Terraform is listing the changes it plans to commit. You should always review the output of the plan with the utmost care.

This is the last chance to make sure everything you planned to do.

We call it: the last possible responsible moment!

If you are sure, let’s continue.

Step 6.3: Apply Configuration

Deploy the infrastructure:

terraform apply

Type yes when prompted to confirm the deployment.

Part 7: Test results

Step 7.1: Verify Deployment

Note the output values displayed after successful deployment
Verify the instance is running:

aws ec2 describe-instances --filters "Name=tag:Name,Values=groupXY-terraform" --query 'Reservations[*].Instances[*].[InstanceId,State.Name,PublicIpAddress]' --output table

Part 8: Terraform data

Step 8.1: See what Terraform can tell

See outputs

terraform output

What data can you obtain?
Go back to the main.tf file, look for ‘output’ definitions

See what Terraform knows

terraform show

What you see is the “view” Terraform has in its database.
What do you think would happen if you change something in the AWS Console without using Terraform to change the code and apply?

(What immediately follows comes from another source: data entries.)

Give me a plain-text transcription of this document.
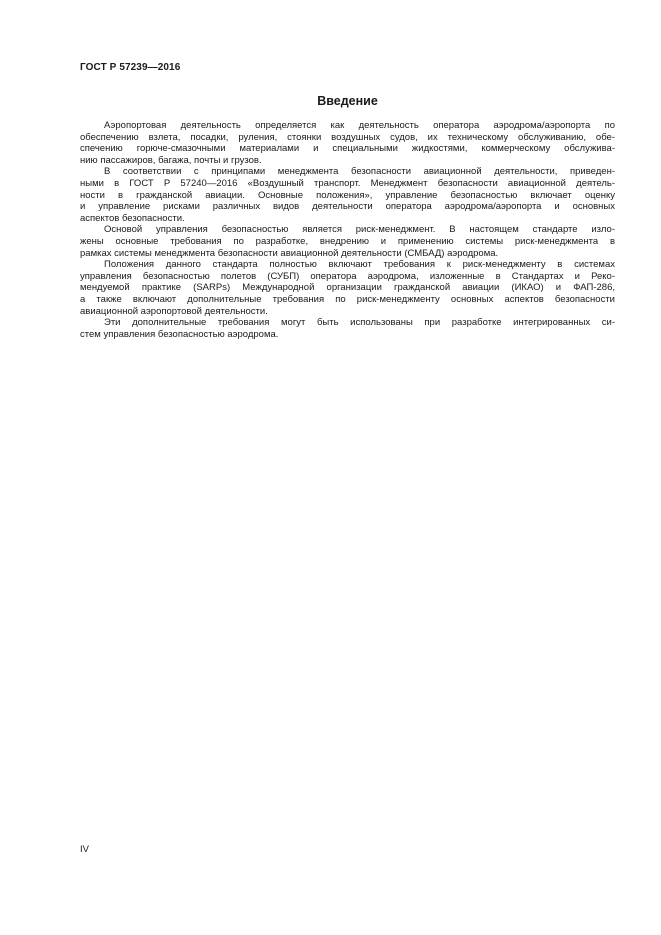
ГОСТ Р 57239—2016
Введение
Аэропортовая деятельность определяется как деятельность оператора аэродрома/аэропорта по
обеспечению взлета, посадки, руления, стоянки воздушных судов, их техническому обслуживанию, обе-
спечению горюче-смазочными материалами и специальными жидкостями, коммерческому обслужива-
нию пассажиров, багажа, почты и грузов.
В соответствии с принципами менеджмента безопасности авиационной деятельности, приведен-
ными в ГОСТ Р 57240—2016 «Воздушный транспорт. Менеджмент безопасности авиационной деятель-
ности в гражданской авиации. Основные положения», управление безопасностью включает оценку
и управление рисками различных видов деятельности оператора аэродрома/аэропорта и основных
аспектов безопасности.
Основой управления безопасностью является риск-менеджмент. В настоящем стандарте изло-
жены основные требования по разработке, внедрению и применению системы риск-менеджмента в
рамках системы менеджмента безопасности авиационной деятельности (СМБАД) аэродрома.
Положения данного стандарта полностью включают требования к риск-менеджменту в системах
управления безопасностью полетов (СУБП) оператора аэродрома, изложенные в Стандартах и Реко-
мендуемой практике (SARPs) Международной организации гражданской авиации (ИКАО) и ФАП-286,
а также включают дополнительные требования по риск-менеджменту основных аспектов безопасности
авиационной аэропортовой деятельности.
Эти дополнительные требования могут быть использованы при разработке интегрированных си-
стем управления безопасностью аэродрома.
IV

Note that Terraform has created a state file, under prefix terraform/, as an object in your S3 bucket. You can check it is there using the AWS console, or at the command line:

aws s3 ls s3://nsrc-groupXY-data
aws s3 ls --recursive s3://nsrc-groupXY-data/terraform/

From the “terraform show” output, find your instance’s public IP address, and enter that into a browser. If it refuses the connection, it may still be in the process of booting up; try again a minute or two later.

Good job!

Part 9 (optional): use Terraform to apply changes

If you have time available, this is an extra step you can do.

Edit your main.tf and change the instance type from t2.small to t2.micro

Check the output of terraform plan. It it going to destroy and recreate the instance, or is it going to update it in-place?

To update the instance to match the new desired configuration, use terraform apply as before, and watch the output.

Note that this particular change requires restarting your instance, and it will likely get a new IP address.

Expected Results

After completing this lab, you should have:

Successfully installed Terraform on your user instance
Created proper directory structure matching the S3 backend path
Configured variables.tf with region and identifier variables
Configured S3 backend for Terraform state management
Created a security group with appropriate web server rules
Launched an EC2 instance running nginx web server via terraform
Tested the deployment
Learned some Terraform tricks

Additional information

For this lab, we needed to supply VPC ID and AMI ID to Terraform. Where did these values come from?

You can obtain the VPC ID from the AWS Console, by searching for the “VPC” service, or from the command line:

aws ec2 describe-vpcs

You can get AMI IDs using the “AMI Catalog” under EC2. Note that different regions have their own AMI IDs.

Trick!

You can do a search with the AWS CLI to find an AMI from a given vendor like Canonical (Ubuntu), this is an example:

aws ec2 describe-images --owners 099720109477 \
  --filters "Name=name,Values=ubuntu/images/hvm-ssd-gp3/ubuntu-noble-24.04-amd64-server-*" \
  "Name=state,Values=available" --query 'sort_by(Images, &CreationDate)[-1].ImageId' \
  --region ap-southeast-1

The output would be something like this: ami-08e7e250e7e3deb9b

Over time as new versions of the AMI are released, the AMI ID would change. The important part is understanding how to use the AWS CLI to find the information.

These were the pieces of data we had to supply:

owners 099720109477 - Canonical’s owner ID
filters - Looks for Ubuntu 24.04 LTS (Noble) server images
query - Sorts by creation date and gets the most recent one
region ap-southeast-1 - Specifies Singapore region

It is also possible to do such searches within terraform itself, using “data sources” such as the aws_ami data source.